Demonstration vs POC vs Pilot

What is the difference between a Demonstration, a POC (Proof Of Concept) and a Pilot?

Demonstration vs POC vs Pilot. Early on in our sales process, once we have listened to your initial requirements and have some idea of what you may be looking for, we will often introduce a product or service using a presentation. This presentation will provide you with sufficient information to understand the product and what it can do and assess whether it might suit your needs. The presentation is, by nature, generic but interactively tailored to your particular unique requirements. After this, we may move on to a demonstration.

A demonstration is a look at the visible interfaces, control panels or dashboards of the product, with commentary, to further inform to a deeper level, provide insight into the breadth of capability the product or service offers, and prompt questions about specifics of the product’s features. Using your responses to the presentation, the demonstration will highlight areas that are of interest to your organisation.

A demonstration can often be performed remotely using webinar tools or screen sharing, is free and requires no connection to customer systems. Demos usually take between 30 minutes and a couple of hours depending on the complexity of the product or service.

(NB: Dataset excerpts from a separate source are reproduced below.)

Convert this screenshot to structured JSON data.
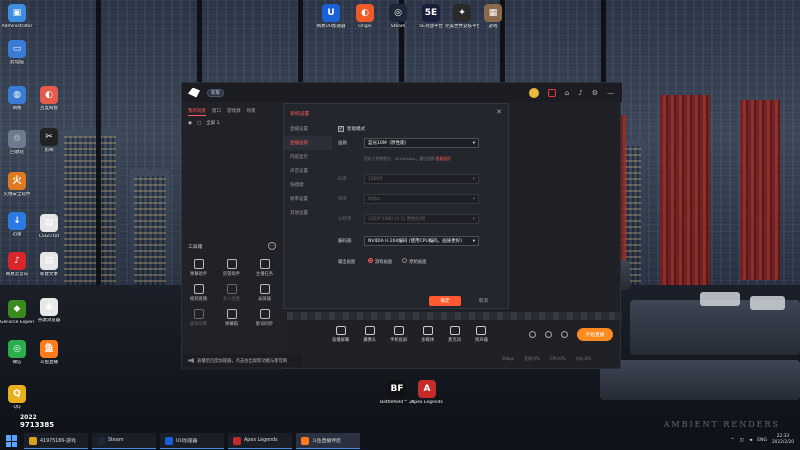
{
  "desktop_icons": [
    {
      "label": "Administrator",
      "color": "#3d8ee0",
      "glyph": "▣"
    },
    {
      "label": "此电脑",
      "color": "#3a7bd5",
      "glyph": "▭"
    },
    {
      "label": "网络",
      "color": "#3a7bd5",
      "glyph": "◍"
    },
    {
      "label": "回收站",
      "color": "#6b7a8f",
      "glyph": "♲"
    },
    {
      "label": "火绒安全软件",
      "color": "#e07a1f",
      "glyph": "火"
    },
    {
      "label": "迅雷",
      "color": "#2a7ae2",
      "glyph": "↓"
    },
    {
      "label": "网易云音乐",
      "color": "#d9262b",
      "glyph": "♪"
    },
    {
      "label": "GeForce Experience",
      "color": "#3b8a1e",
      "glyph": "◆"
    },
    {
      "label": "微信",
      "color": "#2aae4b",
      "glyph": "◎"
    },
    {
      "label": "QQ",
      "color": "#e8b11c",
      "glyph": "Q"
    },
    {
      "label": "百度网盘",
      "color": "#e55a4a",
      "glyph": "◐"
    },
    {
      "label": "剪映",
      "color": "#222222",
      "glyph": "✂"
    },
    {
      "label": "CSGO.txt",
      "color": "#e6e6e6",
      "glyph": "▤"
    },
    {
      "label": "新建文本",
      "color": "#e6e6e6",
      "glyph": "▤"
    },
    {
      "label": "谷歌浏览器",
      "color": "#e8e8e8",
      "glyph": "◉"
    },
    {
      "label": "斗鱼直播",
      "color": "#ff7a1a",
      "glyph": "鱼"
    },
    {
      "label": "网易UU加速器",
      "color": "#1b60d6",
      "glyph": "U"
    },
    {
      "label": "Origin",
      "color": "#f05a28",
      "glyph": "◐"
    },
    {
      "label": "Steam",
      "color": "#1b2838",
      "glyph": "◎"
    },
    {
      "label": "5E对战平台",
      "color": "#1b1b3a",
      "glyph": "5E"
    },
    {
      "label": "完美世界竞技平台",
      "color": "#2a2a2a",
      "glyph": "✦"
    },
    {
      "label": "游戏",
      "color": "#8a6a4a",
      "glyph": "▦"
    },
    {
      "label": "Battlefield™ 2042 Ope...",
      "color": "#111111",
      "glyph": "BF"
    },
    {
      "label": "Apex Legends",
      "color": "#c62b2b",
      "glyph": "A"
    }
  ],
  "app": {
    "version_badge": "新版",
    "scene_tabs": [
      "我的场景",
      "窗口",
      "游戏源",
      "场景"
    ],
    "source_item": "全屏 1",
    "tools_title": "工具箱",
    "tools_more": "···",
    "tools": [
      {
        "label": "弹幕助手",
        "dim": false
      },
      {
        "label": "房管助手",
        "dim": false
      },
      {
        "label": "主播任务",
        "dim": false
      },
      {
        "label": "视频直播",
        "dim": false
      },
      {
        "label": "多人连麦",
        "dim": true
      },
      {
        "label": "录屏器",
        "dim": false
      },
      {
        "label": "虚拟形象",
        "dim": true
      },
      {
        "label": "弹幕箱",
        "dim": false
      },
      {
        "label": "歌词同步",
        "dim": false
      }
    ],
    "notice": "直播后百度加速器，点击会出现新功能与新官网",
    "controls": [
      "直播屏幕",
      "摄像头",
      "手机投屏",
      "多媒体",
      "麦克风",
      "扬声器"
    ],
    "start_button": "开始直播",
    "stats": [
      "0kbps",
      "丢帧:0%",
      "CPU:0%",
      "内存:0%"
    ]
  },
  "dialog": {
    "title": "系统设置",
    "close": "✕",
    "nav": [
      "直播设置",
      "直播画质",
      "内容显示",
      "声音设置",
      "快捷键",
      "帧率设置",
      "其他设置"
    ],
    "nav_active_index": 1,
    "smart_mode_label": "智能模式",
    "smart_mode_checked": true,
    "rows": [
      {
        "key": "画质",
        "value": "蓝光10M（原性能）",
        "dim": false
      },
      {
        "key": "码率",
        "value": "10000",
        "dim": true
      },
      {
        "key": "帧率",
        "value": "60fps",
        "dim": true
      },
      {
        "key": "分辨率",
        "value": "1920*1080 (1:1) 原始比例",
        "dim": true
      }
    ],
    "hint_text": "您的上传带宽为：50100kbps，建议选择",
    "hint_highlight": "智能画质",
    "encoder_label": "编码器",
    "encoder_value": "NVIDIA H.264编码 (使用CPU编码，画质更好)",
    "output_label": "输出画面",
    "output_options": [
      {
        "label": "游戏画面",
        "selected": true
      },
      {
        "label": "原始画面",
        "selected": false
      }
    ],
    "ok_button": "确定",
    "cancel_button": "取消"
  },
  "badge": {
    "top": "2022",
    "number": "9713385"
  },
  "taskbar": {
    "items": [
      {
        "label": "41975186-游戏",
        "color": "#d9a21c",
        "active": false
      },
      {
        "label": "Steam",
        "color": "#1b2838",
        "active": false
      },
      {
        "label": "UU加速器",
        "color": "#1b60d6",
        "active": false
      },
      {
        "label": "Apex Legends",
        "color": "#c62b2b",
        "active": false
      },
      {
        "label": "斗鱼直播伴侣",
        "color": "#ff7a1a",
        "active": true
      }
    ],
    "lang": "ENG",
    "time": "22:33",
    "date": "2022/2/20"
  },
  "watermark": "AMBIENT RENDERS"
}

If a product seems likely to meet your needs, but requires some additional time for key stakeholders to fully determine if it meets your requirements against your draft acceptance criteria, then we may move onto a Proof of Concept (POC). This is a limited duration project, perhaps a couple of weeks, which allows you to thoroughly test the solution, normally in a non-production environment. A POC can often be delivered free, or at least at a nominal cost. A POC is useful to further refine requirements and usually involves a number of conference calls for feedback and to answer any queries that the POC has revealed.

Once we are convinced that a product is very likely to be the right solution, and with refined acceptance criteria, we can move to a Pilot. This is a proper installation of the service in a production environment, but one that may be limited by other parameters, perhaps the number of sites where the service is deployed, or the number of devices or servers involved. A Pilot is always delivered on the basis that the solution will stay in place if the acceptance criteria are met. A Pilot is chargeable, although that charge may only be a fraction of the overall solution cost if the deployment scope is limited in some way. A Pilot is often longer than a POC and allows you to examine the system under normal operating conditions over a period of time with live data.

Once the Pilot has completed, the system will move into production and become a normal part of your operational systems.